6. Ilhad (mengingkari) asma` Allah ialah tindakan menyelewengkan asma` dari kebenaran yang wajib dilaksanakan terhadapnya.
Macam-macam ilhad:
a. Mengingkari sesuatu dari asma` Allah, sifat dan hukum yang terkandung di dalamnya. Seperti tindakan kaum Jahmiyah dan golongan lain dari ahli ta'thil. Menurut mereka, sesungguhnya asma` adalah lafazh yang kosong, tidak mengandung sifat dan makna. Mereka memberikan nama kepada-Nya as-Sami`, al-Bashir, al-Hayy, ar-Rahim, al-Mutakallim, dan al-Murid. Namun mereka mengatakan: Tiada kehidupan bagi-Nya, tiada pendengaran, tiada penglihatan, tiada perkataan, tiada kehendak yang berdiri dengan-Nya. Ini adalah ilhad paling besar pada asma`, baik secara akal, syara`, bahasa, dan fithrah.

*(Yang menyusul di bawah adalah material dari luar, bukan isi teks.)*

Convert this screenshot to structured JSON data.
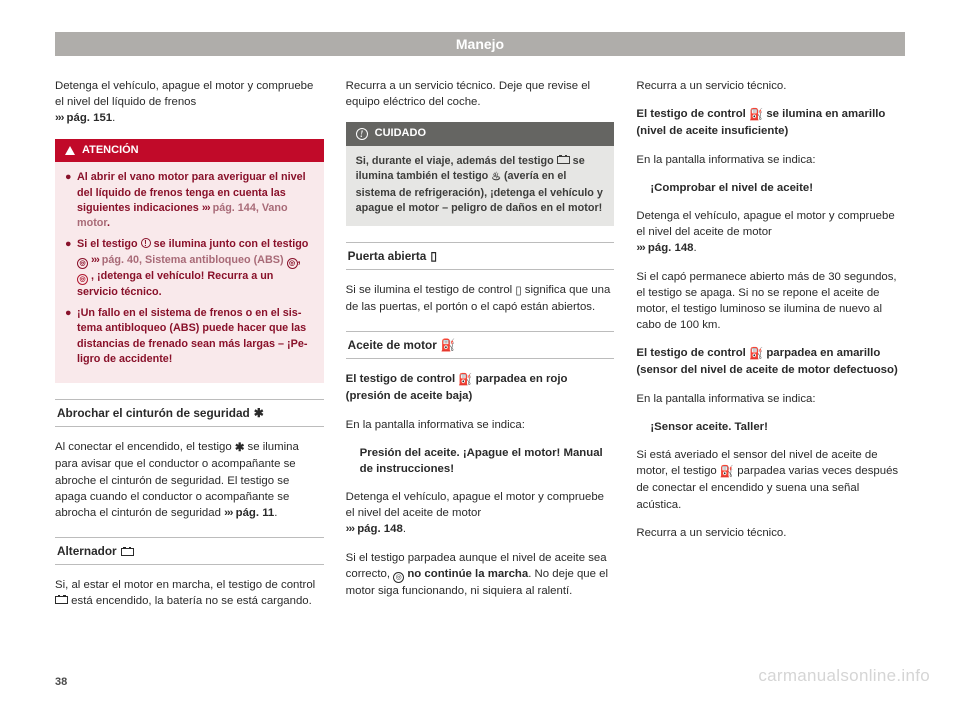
{
  "header_title": "Manejo",
  "page_number": "38",
  "watermark": "carmanualsonline.info",
  "col1": {
    "p1a": "Detenga el vehículo, apague el motor y com­pruebe el nivel del líquido de frenos",
    "p1b": " pág. 151",
    "p1c": ".",
    "atn_label": "ATENCIÓN",
    "b1a": "Al abrir el vano motor para averiguar el ni­vel del líquido de frenos tenga en cuenta las siguientes indicaciones ",
    "b1b": " pág. 144, Vano motor",
    "b1c": ".",
    "b2a": "Si el testigo ",
    "b2b": " se ilumina junto con el testi­go ",
    "b2c": " pág. 40, Sistema antibloqueo (ABS) ",
    "b2d": ", ¡detenga el vehículo! Recurra a un servicio técnico.",
    "b3": "¡Un fallo en el sistema de frenos o en el sis­tema antibloqueo (ABS) puede hacer que las distancias de frenado sean más largas – ¡Pe­ligro de accidente!",
    "sec1": "Abrochar el cinturón de seguridad ",
    "p2a": "Al conectar el encendido, el testigo ",
    "p2b": " se ilu­mina para avisar que el conductor o acompa­ñante se abroche el cinturón de seguridad. El testigo se apaga cuando el conductor o acompañante se abrocha el cinturón de se­guridad ",
    "p2c": " pág. 11",
    "p2d": ".",
    "sec2": "Alternador ",
    "p3a": "Si, al estar el motor en marcha, el testigo de control ",
    "p3b": " está encendido, la batería no se está cargando."
  },
  "col2": {
    "p1": "Recurra a un servicio técnico. Deje que revise el equipo eléctrico del coche.",
    "cud_label": "CUIDADO",
    "cud_a": "Si, durante el viaje, además del testigo ",
    "cud_b": " se ilumina también el testigo ",
    "cud_c": " (avería en el sistema de refrigeración), ¡detenga el vehícu­lo y apague el motor – peligro de daños en el motor!",
    "sec1": "Puerta abierta ",
    "p2a": "Si se ilumina el testigo de control ",
    "p2b": " significa que una de las puertas, el portón o el capó están abiertos.",
    "sec2": "Aceite de motor ",
    "h1": "El testigo de control ",
    "h1b": " parpadea en rojo (presión de aceite baja)",
    "p3": "En la pantalla informativa se indica:",
    "p4": "Presión del aceite. ¡Apague el motor! Manual de instrucciones!",
    "p5a": "Detenga el vehículo, apague el motor y com­pruebe el nivel del aceite de motor",
    "p5b": " pág. 148",
    "p5c": ".",
    "p6a": "Si el testigo parpadea aunque el nivel de aceite sea correcto, ",
    "p6b": " no continúe la marcha",
    "p6c": ". No deje que el motor siga funcionando, ni si­quiera al ralentí."
  },
  "col3": {
    "p1": "Recurra a un servicio técnico.",
    "h1a": "El testigo de control ",
    "h1b": " se ilumina en amarillo (nivel de aceite insuficiente)",
    "p2": "En la pantalla informativa se indica:",
    "p3": "¡Comprobar el nivel de aceite!",
    "p4a": "Detenga el vehículo, apague el motor y com­pruebe el nivel del aceite de motor",
    "p4b": " pág. 148",
    "p4c": ".",
    "p5": "Si el capó permanece abierto más de 30 se­gundos, el testigo se apaga. Si no se repone el aceite de motor, el testigo luminoso se ilu­mina de nuevo al cabo de 100 km.",
    "h2a": "El testigo de control ",
    "h2b": " parpadea en amarillo (sensor del nivel de aceite de motor defectuoso)",
    "p6": "En la pantalla informativa se indica:",
    "p7": "¡Sensor aceite. Taller!",
    "p8a": "Si está averiado el sensor del nivel de aceite de motor, el testigo ",
    "p8b": " parpadea varias ve­ces después de conectar el encendido y sue­na una señal acústica.",
    "p9": "Recurra a un servicio técnico."
  },
  "icons": {
    "belt": "⚐",
    "door": "▯",
    "oil": "⛽",
    "temp": "🌡"
  }
}
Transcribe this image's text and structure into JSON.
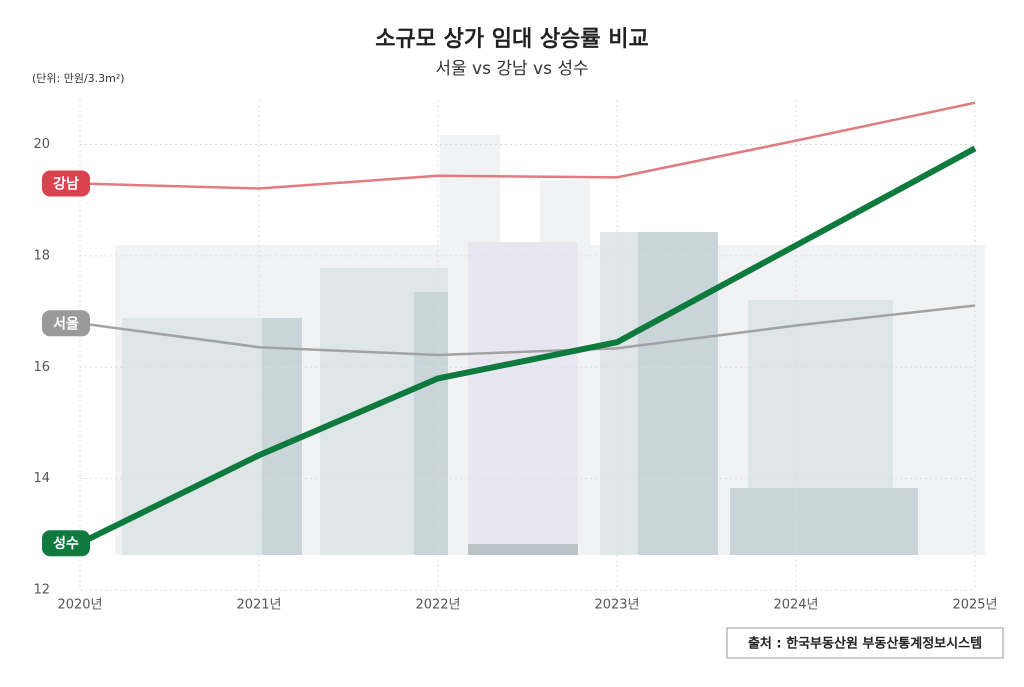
{
  "chart_data": {
    "type": "line",
    "title": "소규모 상가 임대 상승률 비교",
    "subtitle": "서울 vs 강남 vs 성수",
    "unit_label": "(단위: 만원/3.3m²)",
    "source": "출처 : 한국부동산원 부동산통계정보시스템",
    "categories": [
      "2020년",
      "2021년",
      "2022년",
      "2023년",
      "2024년",
      "2025년"
    ],
    "series": [
      {
        "name": "강남",
        "color": "#e07b80",
        "label_color": "#d9434f",
        "values": [
          19.3,
          19.21,
          19.44,
          19.41,
          20.07,
          20.75
        ]
      },
      {
        "name": "서울",
        "color": "#a3a3a3",
        "label_color": "#9a9a9a",
        "values": [
          16.79,
          16.36,
          16.22,
          16.34,
          16.75,
          17.11
        ]
      },
      {
        "name": "성수",
        "color": "#0f7a3e",
        "label_color": "#0f7a3e",
        "values": [
          12.84,
          14.42,
          15.8,
          16.45,
          18.19,
          19.93
        ]
      }
    ],
    "ylim": [
      12,
      20.8
    ],
    "yticks": [
      12,
      14,
      16,
      18,
      20
    ],
    "grid": true
  }
}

b. Menjadikan asma` Allah mempunyai indikasi (dalalah) yang serupa dengan sifat makhluk. Seperti tindakan ahlu tasybih
(antropomorphism). Golongan ini adalah kebalikan dari golongan pertama yang mengingkari sifat Allah dan menolak sifat kesempurnaan-Nya.
c. Menamai Allah dengan nama yang tidak disebutkan-Nya untuk diri-Nya dan tidak disebutkan oleh Rasul-Nya dalam hadits yang shahih. Seperti tindakan kaum Nasrani yang menamai-Nya 'Bapa' dan tindakan filosof yang menyebut-Nya 'Al`ilah al-Fa`ilah' (Efficient Cause). Karena Asma` Allah adalah tauqifiyah, maka menamai Allah yang bukan berasal dari Allah atau dari Rasul-Nya, berarti menyelewengkan Asma` Allahdari kebenaran.
d. Mengambil dari Asma` Allah nama untuk berhala. Seperti tindakan kaum musyrikin yang menamai berhala mereka dengan nama al-'Uzza berasal dari al-'Aziz dan berhala al-Laat yang berasal dari al-Ilah.
Ilhad dengan segala macamnya adalah haram, karena Allah mengancam orang yang berbuat ilhad dengan firman-Nya:
وَللهِ اْلأَسْمَآءُ الْحُسْنَى فَادْعُوهُ بِهَا وَذَرُوا الَّذِينَ يُلْحِدُونَ فِي أَسْمَائِهِ سَيُجْزَوْنَ مَاكَانُوا يَعْمَلُونَ
Hanya milik Allah asma-ul husna, maka bermohonlah kepada-Nya dengan menyebut asma-ul husna itu dan tinggalkanlah orang-orang yang menyimpang dari kebenaran dalam (menyebut) nama-nama-Nya. Nanti mereka akan mendapat balasan terhadap apa yang telah mereka kerjakan. (QS. Al-A'raaf : 180)
e. Mensifati-Nya dengan sifat yang Dia Maha Besar dan Maha Suci dari sifat kekurangan, seperti perkataan Yahudi yang paling jahat: "Innahu faqiir (bahwasanya Dia fakir) dan perkataan mereka bahwa Dia beristirahat setelah menciptakan makhluk-Nya. Dan perkataan mereka:
يَدُ اللهِ مَغْلُولَةٌ غُلَّتْ أَيْدِيهِمْ وَلُعِنُوا بِمَا قَالُوا
Tangan Allah terbelenggu", sebenarnya tangan merekalah yang dibelenggu dan merekalah yang dilaknat disebabkan apa yang telah mereka katakan itu. (QS. Al-Maidah:64)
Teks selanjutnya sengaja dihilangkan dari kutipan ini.